Mashreq, one of the UAE’s leading National financial institutions reported a net profit of Dh 820 million for the year ended 31st December 2011 on operating income of Dh3.9 billion over the same period.
Mashreq’s total assets witnessed a moderate decline of 6.6%, reaching Dh79.2 billion compared to Dh 84.8 billion at the end of 2010, due to the bank’s balance sheet management strategy. The bank continued to maintain high liquidity. The liquid assets of Dh24.9 billion led to a healthy liquid to total asset ratio of 31% as of December 31st, 2011.
In addition to specific provisions, Mashreq maintains a healthy general provision (collective impairment allowance) which at year end stood at 2% of net loans and advances.
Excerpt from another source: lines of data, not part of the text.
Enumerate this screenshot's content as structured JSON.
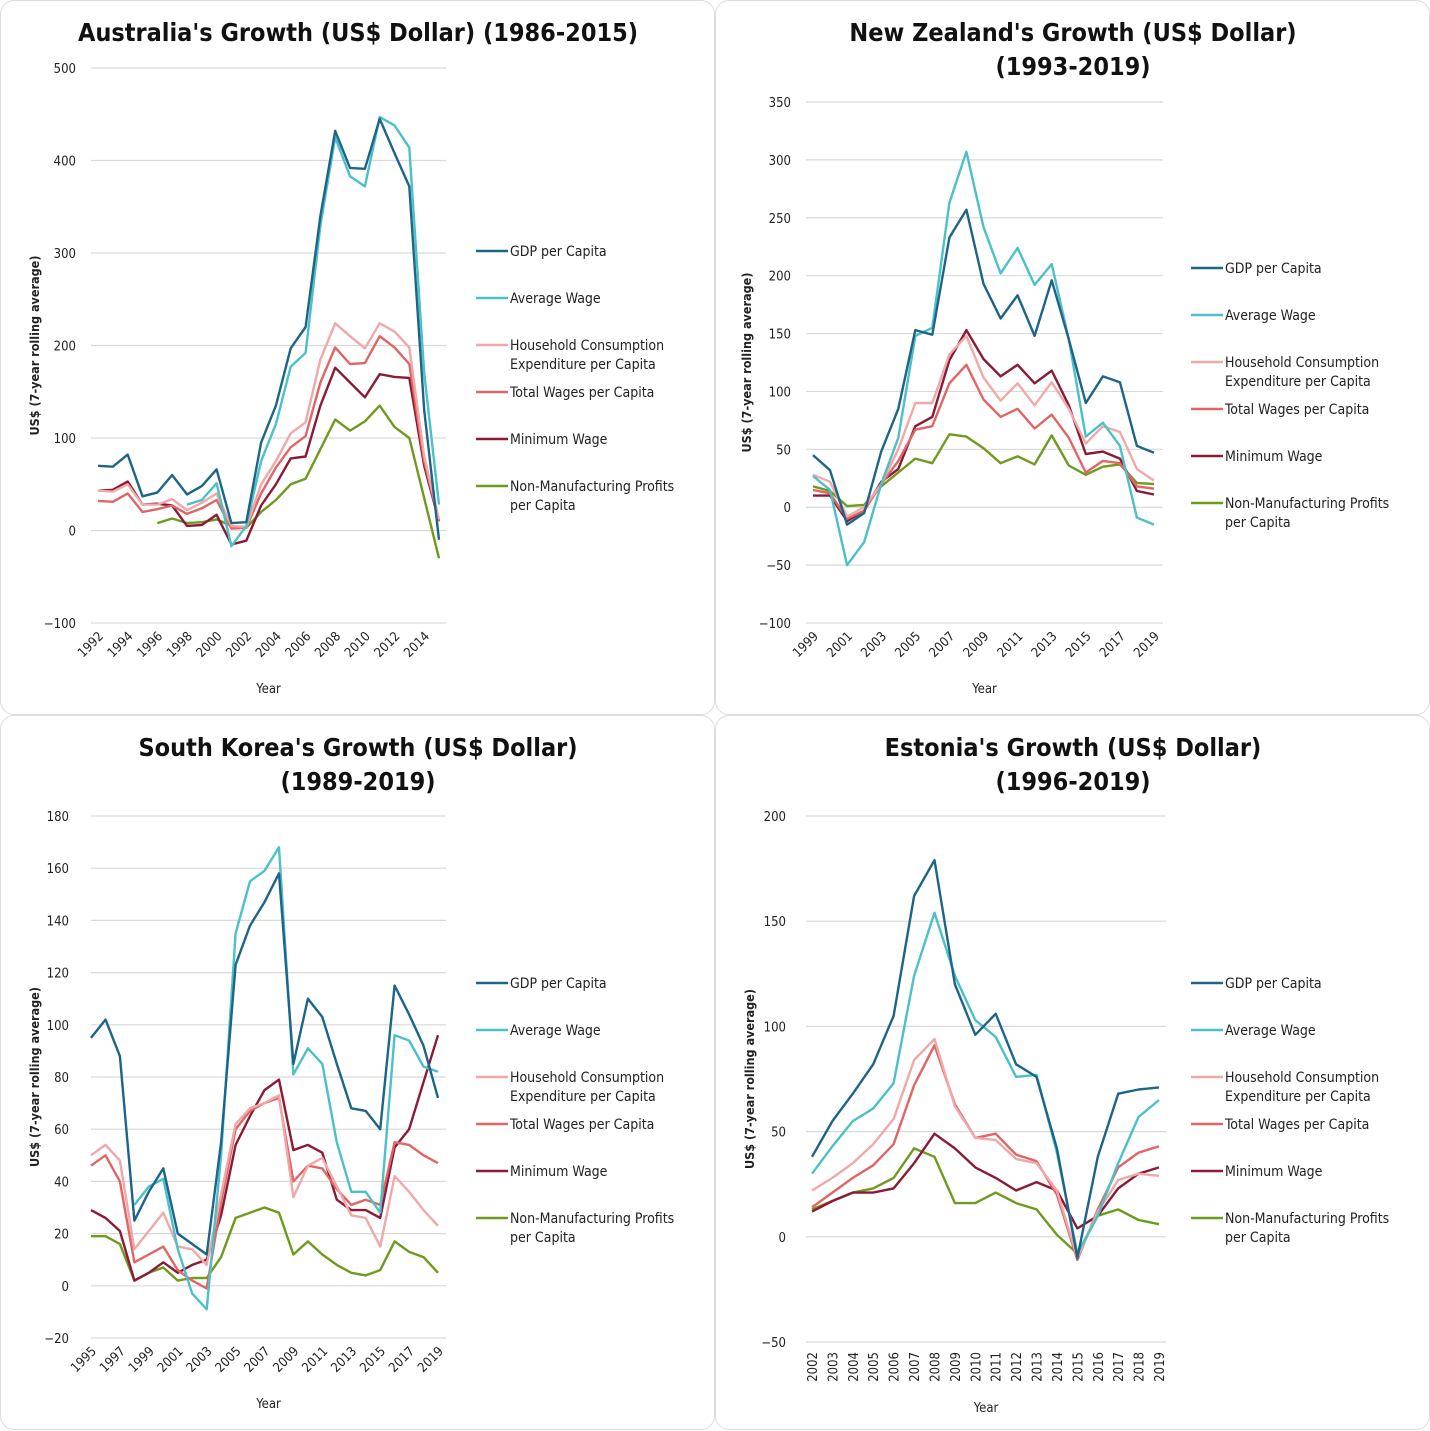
{
  "legend_labels": [
    "GDP per Capita",
    "Average Wage",
    [
      "Household Consumption",
      "Expenditure per Capita"
    ],
    "Total Wages per Capita",
    "Minimum Wage",
    [
      "Non-Manufacturing Profits",
      "per Capita"
    ]
  ],
  "series_colors": {
    "gdp": "#1c6488",
    "avg_wage": "#4cc0c8",
    "household": "#f0a8a8",
    "total_wages": "#e06565",
    "min_wage": "#8a1a35",
    "non_manu": "#6e9a1e"
  },
  "chart_data": [
    {
      "type": "line",
      "title": [
        "Australia's Growth (US$ Dollar) (1986-2015)"
      ],
      "xlabel": "Year",
      "ylabel": "US$ (7-year rolling average)",
      "ylim": [
        -100,
        500
      ],
      "yticks": [
        -100,
        0,
        100,
        200,
        300,
        400,
        500
      ],
      "x": [
        1992,
        1993,
        1994,
        1995,
        1996,
        1997,
        1998,
        1999,
        2000,
        2001,
        2002,
        2003,
        2004,
        2005,
        2006,
        2007,
        2008,
        2009,
        2010,
        2011,
        2012,
        2013,
        2014,
        2015
      ],
      "xtick_labels": [
        "1992",
        "1994",
        "1996",
        "1998",
        "2000",
        "2002",
        "2004",
        "2006",
        "2008",
        "2010",
        "2012",
        "2014"
      ],
      "xtick_style": "diagonal",
      "grid": true,
      "legend": "right",
      "series": [
        {
          "key": "gdp",
          "name": "GDP per Capita",
          "values": [
            70,
            69,
            82,
            37,
            41,
            60,
            39,
            48,
            66,
            8,
            9,
            95,
            135,
            197,
            220,
            340,
            432,
            392,
            391,
            445,
            408,
            372,
            130,
            -10
          ]
        },
        {
          "key": "avg_wage",
          "name": "Average Wage",
          "values": [
            null,
            null,
            null,
            null,
            null,
            null,
            28,
            33,
            51,
            -17,
            5,
            75,
            115,
            177,
            192,
            330,
            425,
            383,
            372,
            447,
            438,
            414,
            170,
            28
          ]
        },
        {
          "key": "household",
          "name": "Household Consumption Expenditure per Capita",
          "values": [
            43,
            42,
            50,
            28,
            28,
            34,
            22,
            30,
            40,
            5,
            4,
            50,
            75,
            105,
            117,
            185,
            224,
            210,
            197,
            224,
            215,
            198,
            80,
            12
          ]
        },
        {
          "key": "total_wages",
          "name": "Total Wages per Capita",
          "values": [
            32,
            31,
            40,
            20,
            23,
            27,
            18,
            24,
            33,
            2,
            3,
            40,
            68,
            90,
            102,
            160,
            198,
            180,
            181,
            210,
            198,
            180,
            75,
            10
          ]
        },
        {
          "key": "min_wage",
          "name": "Minimum Wage",
          "values": [
            43,
            44,
            53,
            28,
            29,
            27,
            5,
            6,
            17,
            -15,
            -11,
            27,
            50,
            78,
            80,
            135,
            176,
            160,
            144,
            169,
            166,
            165,
            70,
            10
          ]
        },
        {
          "key": "non_manu",
          "name": "Non-Manufacturing Profits per Capita",
          "values": [
            null,
            null,
            null,
            null,
            8,
            13,
            8,
            9,
            12,
            5,
            3,
            20,
            33,
            50,
            56,
            88,
            120,
            108,
            118,
            135,
            112,
            100,
            35,
            -30
          ]
        }
      ]
    },
    {
      "type": "line",
      "title": [
        "New Zealand's Growth (US$ Dollar)",
        "(1993-2019)"
      ],
      "xlabel": "Year",
      "ylabel": "US$ (7-year rolling average)",
      "ylim": [
        -100,
        350
      ],
      "yticks": [
        -100,
        -50,
        0,
        50,
        100,
        150,
        200,
        250,
        300,
        350
      ],
      "x": [
        1999,
        2000,
        2001,
        2002,
        2003,
        2004,
        2005,
        2006,
        2007,
        2008,
        2009,
        2010,
        2011,
        2012,
        2013,
        2014,
        2015,
        2016,
        2017,
        2018,
        2019
      ],
      "xtick_labels": [
        "1999",
        "2001",
        "2003",
        "2005",
        "2007",
        "2009",
        "2011",
        "2013",
        "2015",
        "2017",
        "2019"
      ],
      "xtick_style": "diagonal",
      "grid": true,
      "legend": "right",
      "series": [
        {
          "key": "gdp",
          "name": "GDP per Capita",
          "values": [
            45,
            32,
            -15,
            -5,
            48,
            85,
            153,
            149,
            233,
            257,
            193,
            163,
            183,
            148,
            196,
            145,
            90,
            113,
            108,
            53,
            47
          ]
        },
        {
          "key": "avg_wage",
          "name": "Average Wage",
          "values": [
            27,
            15,
            -50,
            -30,
            20,
            60,
            148,
            155,
            263,
            307,
            242,
            202,
            224,
            192,
            210,
            145,
            61,
            73,
            53,
            -9,
            -15
          ]
        },
        {
          "key": "household",
          "name": "Household Consumption Expenditure per Capita",
          "values": [
            28,
            22,
            -8,
            0,
            20,
            50,
            90,
            90,
            132,
            148,
            112,
            92,
            107,
            88,
            108,
            85,
            55,
            70,
            65,
            33,
            23
          ]
        },
        {
          "key": "total_wages",
          "name": "Total Wages per Capita",
          "values": [
            15,
            12,
            -10,
            -3,
            20,
            40,
            67,
            70,
            107,
            123,
            93,
            78,
            85,
            68,
            80,
            60,
            30,
            40,
            38,
            18,
            16
          ]
        },
        {
          "key": "min_wage",
          "name": "Minimum Wage",
          "values": [
            10,
            10,
            -12,
            -3,
            22,
            33,
            70,
            78,
            127,
            153,
            128,
            113,
            123,
            107,
            118,
            88,
            46,
            48,
            42,
            14,
            11
          ]
        },
        {
          "key": "non_manu",
          "name": "Non-Manufacturing Profits per Capita",
          "values": [
            18,
            14,
            1,
            2,
            18,
            30,
            42,
            38,
            63,
            61,
            51,
            38,
            44,
            37,
            62,
            36,
            28,
            35,
            37,
            21,
            20
          ]
        }
      ]
    },
    {
      "type": "line",
      "title": [
        "South Korea's Growth (US$ Dollar)",
        "(1989-2019)"
      ],
      "xlabel": "Year",
      "ylabel": "US$ (7-year rolling average)",
      "ylim": [
        -20,
        180
      ],
      "yticks": [
        -20,
        0,
        20,
        40,
        60,
        80,
        100,
        120,
        140,
        160,
        180
      ],
      "x": [
        1995,
        1996,
        1997,
        1998,
        1999,
        2000,
        2001,
        2002,
        2003,
        2004,
        2005,
        2006,
        2007,
        2008,
        2009,
        2010,
        2011,
        2012,
        2013,
        2014,
        2015,
        2016,
        2017,
        2018,
        2019
      ],
      "xtick_labels": [
        "1995",
        "1997",
        "1999",
        "2001",
        "2003",
        "2005",
        "2007",
        "2009",
        "2011",
        "2013",
        "2015",
        "2017",
        "2019"
      ],
      "xtick_style": "diagonal",
      "grid": true,
      "legend": "right",
      "series": [
        {
          "key": "gdp",
          "name": "GDP per Capita",
          "values": [
            95,
            102,
            88,
            25,
            36,
            45,
            20,
            16,
            12,
            55,
            123,
            138,
            147,
            158,
            85,
            110,
            103,
            85,
            68,
            67,
            60,
            115,
            104,
            92,
            72
          ]
        },
        {
          "key": "avg_wage",
          "name": "Average Wage",
          "values": [
            null,
            null,
            null,
            31,
            38,
            41,
            14,
            -3,
            -9,
            50,
            135,
            155,
            159,
            168,
            81,
            91,
            85,
            55,
            36,
            36,
            28,
            96,
            94,
            84,
            82
          ]
        },
        {
          "key": "household",
          "name": "Household Consumption Expenditure per Capita",
          "values": [
            50,
            54,
            48,
            14,
            21,
            28,
            15,
            14,
            8,
            35,
            62,
            68,
            70,
            73,
            34,
            46,
            49,
            38,
            27,
            26,
            15,
            42,
            36,
            29,
            23
          ]
        },
        {
          "key": "total_wages",
          "name": "Total Wages per Capita",
          "values": [
            46,
            50,
            40,
            9,
            12,
            15,
            6,
            2,
            -1,
            32,
            60,
            67,
            70,
            72,
            40,
            46,
            45,
            37,
            31,
            33,
            31,
            55,
            54,
            50,
            47
          ]
        },
        {
          "key": "min_wage",
          "name": "Minimum Wage",
          "values": [
            29,
            26,
            21,
            2,
            5,
            9,
            5,
            8,
            10,
            27,
            54,
            65,
            75,
            79,
            52,
            54,
            51,
            33,
            29,
            29,
            26,
            53,
            60,
            78,
            96
          ]
        },
        {
          "key": "non_manu",
          "name": "Non-Manufacturing Profits per Capita",
          "values": [
            19,
            19,
            16,
            2,
            5,
            7,
            2,
            3,
            3,
            11,
            26,
            28,
            30,
            28,
            12,
            17,
            12,
            8,
            5,
            4,
            6,
            17,
            13,
            11,
            5
          ]
        }
      ]
    },
    {
      "type": "line",
      "title": [
        "Estonia's Growth (US$ Dollar)",
        "(1996-2019)"
      ],
      "xlabel": "Year",
      "ylabel": "US$ (7-year rolling average)",
      "ylim": [
        -50,
        200
      ],
      "yticks": [
        -50,
        0,
        50,
        100,
        150,
        200
      ],
      "x": [
        2002,
        2003,
        2004,
        2005,
        2006,
        2007,
        2008,
        2009,
        2010,
        2011,
        2012,
        2013,
        2014,
        2015,
        2016,
        2017,
        2018,
        2019
      ],
      "xtick_labels": [
        "2002",
        "2003",
        "2004",
        "2005",
        "2006",
        "2007",
        "2008",
        "2009",
        "2010",
        "2011",
        "2012",
        "2013",
        "2014",
        "2015",
        "2016",
        "2017",
        "2018",
        "2019"
      ],
      "xtick_style": "vertical",
      "grid": true,
      "legend": "right",
      "series": [
        {
          "key": "gdp",
          "name": "GDP per Capita",
          "values": [
            38,
            55,
            68,
            82,
            105,
            162,
            179,
            120,
            96,
            106,
            82,
            76,
            42,
            -10,
            38,
            68,
            70,
            71
          ]
        },
        {
          "key": "avg_wage",
          "name": "Average Wage",
          "values": [
            30,
            43,
            55,
            61,
            73,
            124,
            154,
            124,
            103,
            95,
            76,
            77,
            40,
            -8,
            10,
            35,
            57,
            65
          ]
        },
        {
          "key": "household",
          "name": "Household Consumption Expenditure per Capita",
          "values": [
            22,
            28,
            35,
            44,
            56,
            84,
            94,
            62,
            47,
            46,
            37,
            35,
            22,
            -10,
            12,
            27,
            30,
            29
          ]
        },
        {
          "key": "total_wages",
          "name": "Total Wages per Capita",
          "values": [
            14,
            21,
            28,
            34,
            44,
            72,
            91,
            63,
            47,
            49,
            39,
            36,
            20,
            -11,
            13,
            33,
            40,
            43
          ]
        },
        {
          "key": "min_wage",
          "name": "Minimum Wage",
          "values": [
            12,
            17,
            21,
            21,
            23,
            35,
            49,
            42,
            33,
            28,
            22,
            26,
            22,
            4,
            10,
            23,
            30,
            33
          ]
        },
        {
          "key": "non_manu",
          "name": "Non-Manufacturing Profits per Capita",
          "values": [
            13,
            17,
            21,
            23,
            28,
            42,
            38,
            16,
            16,
            21,
            16,
            13,
            1,
            -8,
            10,
            13,
            8,
            6
          ]
        }
      ]
    }
  ]
}
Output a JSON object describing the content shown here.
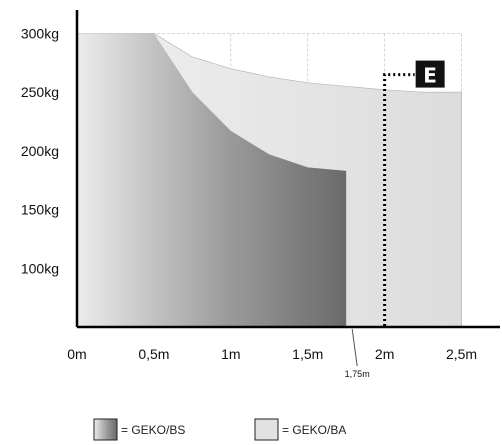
{
  "chart_data": {
    "type": "area",
    "xlabel": "",
    "ylabel": "",
    "x_ticks": [
      "0m",
      "0,5m",
      "1m",
      "1,5m",
      "2m",
      "2,5m"
    ],
    "x_tick_values": [
      0,
      0.5,
      1,
      1.5,
      2,
      2.5
    ],
    "y_ticks": [
      "100kg",
      "150kg",
      "200kg",
      "250kg",
      "300kg"
    ],
    "y_tick_values": [
      100,
      150,
      200,
      250,
      300
    ],
    "xlim": [
      0,
      2.75
    ],
    "ylim": [
      50,
      320
    ],
    "grid": true,
    "series": [
      {
        "name": "GEKO/BA",
        "color": "#e2e2e2",
        "x": [
          0,
          0.5,
          0.75,
          1,
          1.25,
          1.5,
          1.75,
          2,
          2.25,
          2.5
        ],
        "y": [
          300,
          300,
          280,
          270,
          263,
          258,
          255,
          252,
          250,
          250
        ]
      },
      {
        "name": "GEKO/BS",
        "color": "#7a7a7a",
        "x": [
          0,
          0.5,
          0.75,
          1,
          1.25,
          1.5,
          1.75
        ],
        "y": [
          300,
          300,
          250,
          217,
          197,
          186,
          183
        ]
      }
    ],
    "annotations": [
      {
        "text": "1,75m",
        "x": 1.75
      },
      {
        "text": "E",
        "x": 2,
        "y": 265
      }
    ],
    "legend": {
      "placement": "bottom-center",
      "entries": [
        {
          "label": "= GEKO/BS",
          "series": "GEKO/BS"
        },
        {
          "label": "= GEKO/BA",
          "series": "GEKO/BA"
        }
      ]
    }
  }
}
As a result of proactive risk management, Loans & Advances reported Dh37.7 billion, a decrease of 8.5% from Dh 41.2 billion at the end of 2010.
“The 2011 annual financial results reflect our policy of balancing prudence with profitability. Although 2011 was a challenging year for the Region, we continue to maintain high levels of capitalization and liquidity and remain fully committed to the markets across the GCC,” Abdul-Aziz Al Ghurair, Chief Executive Officer of Mashreq, said.
Given the elevated level of liquidity, Mashreq could afford to rationalize its liability structure by shedding some high-cost deposits, leading to an 11.4% reduction from December 2010 to Dh 45.4 billion. However, the bank continues to maintain a robust loan-to-deposit ratio of 83% as at December 2011.
“Our single minded goal is to deliver sustainable financial results while adapting to rapidly changing market conditions by focusing on customer centricity across our businesses. Meeting and exceeding the needs of our customers is the corner stone of our business philosophy,” Abdul-Aziz Al Ghurair added.
The bank continued to maintain a very healthy capital adequacy ratio which stood at 22.6% as of December 2011, while the Tier 1 ratio went up to 16.2% for the same period.